Naquela noite, a monja dormiu “com um olho aberto”, mas sonhou que alguém batia à porta. Era o javali Alfa radioativo, que falava aos gritos e exigia comida para ele e os seus. Naomi recebeu o invasor com
postura ereta e, com a voz firme, uníssona, entoou o mantra do Respeito:
“Não grita na cara / Não caga na sala / Não baba e não rosna /Sossega e acalma” “Não grita na cara / Não caga na sala / Não baba e não rosna /Sossega e acalma”
Diante do ataque iminente, a monja foi direto ao ponto:
– O que tu queres, Cão?
Espumando, o javali radioativo bradou:
– Tua alma, a aldeia e o teu país; depois o planeta!
Sem qualquer expressão no rosto, nos gestos ou na alma, Naomi olhou no fundo dos olhos da besta e com voz retirada do fundo da alma disse: – Javalis radioativos não têm olhos, nem corações, nem almas, nem
pulsões…Fora! Fora daqui!
6.
Na manhã seguinte, a monja reestudou os seus planos. Evacuar ou não a pequena aldeia? Os javalis radioativos já estavam por toda parte. O perigo e a morte rondavam; o cheiro de enxofre permanecia no ar desde o grande tsunami. Ela abriu a janela e ainda pode atentar o olhar para as pesadas nuvens poluídas e em movimento, carregadas de energia e escuras feito o breu. Foi até ao átrio central e cortou a corda que o mantinha o sino no alto do campanário. O sino espatifou-se no chão com um som surdo, de morte. Preságios. Depois, com movimentos lentos e decididos, a monja deu uma dose de um suave e antigo veneno para cada um dos cinco cães, companheiros de estimação, para que pudessem finalizar a jornada sem dor nem sofrimento.
7.
Deixou o mosteiro sem se despedir, pois era a última que ficara para trás. Desceu até a vila, entrou na casa, a mesma casa de seus avós e de seus pais, e observou cada detalhe, cada objeto. Lembrou – por instantes -, histórias de seus pais e avós, emoções e sentimentos que também dos objetos emanavam. Ali, Naomi pode passar à limpo a sua infância e adolescência. Memória:
“Assim eu vivi / A História se faz / pandemônios venci / assim eu ouvi” “Assim eu vivi / A História se faz / pandemônios venci / assim eu ouvi”
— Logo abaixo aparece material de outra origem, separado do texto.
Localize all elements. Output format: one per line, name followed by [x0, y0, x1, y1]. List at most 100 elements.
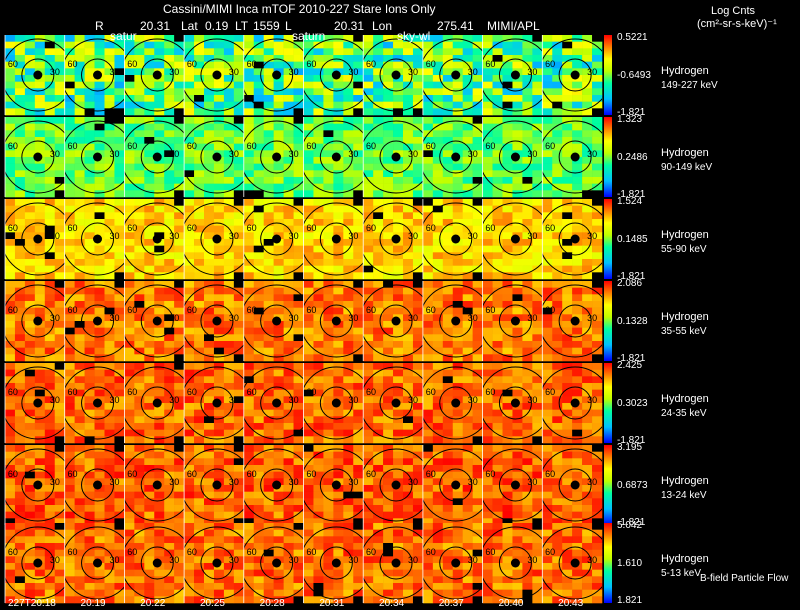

Ao final do ritual, a monja fechou a porta e jogou a chave fora. Ajeitou na cintura do quimono negro a espada de samurai que fora de seu bisavô e, com um balde de ração numa das mãos, caminhou decididamente em direção à malhada de javalis.
Teria ainda que alimentar o javali Alfa radioativo, antes do confronto final.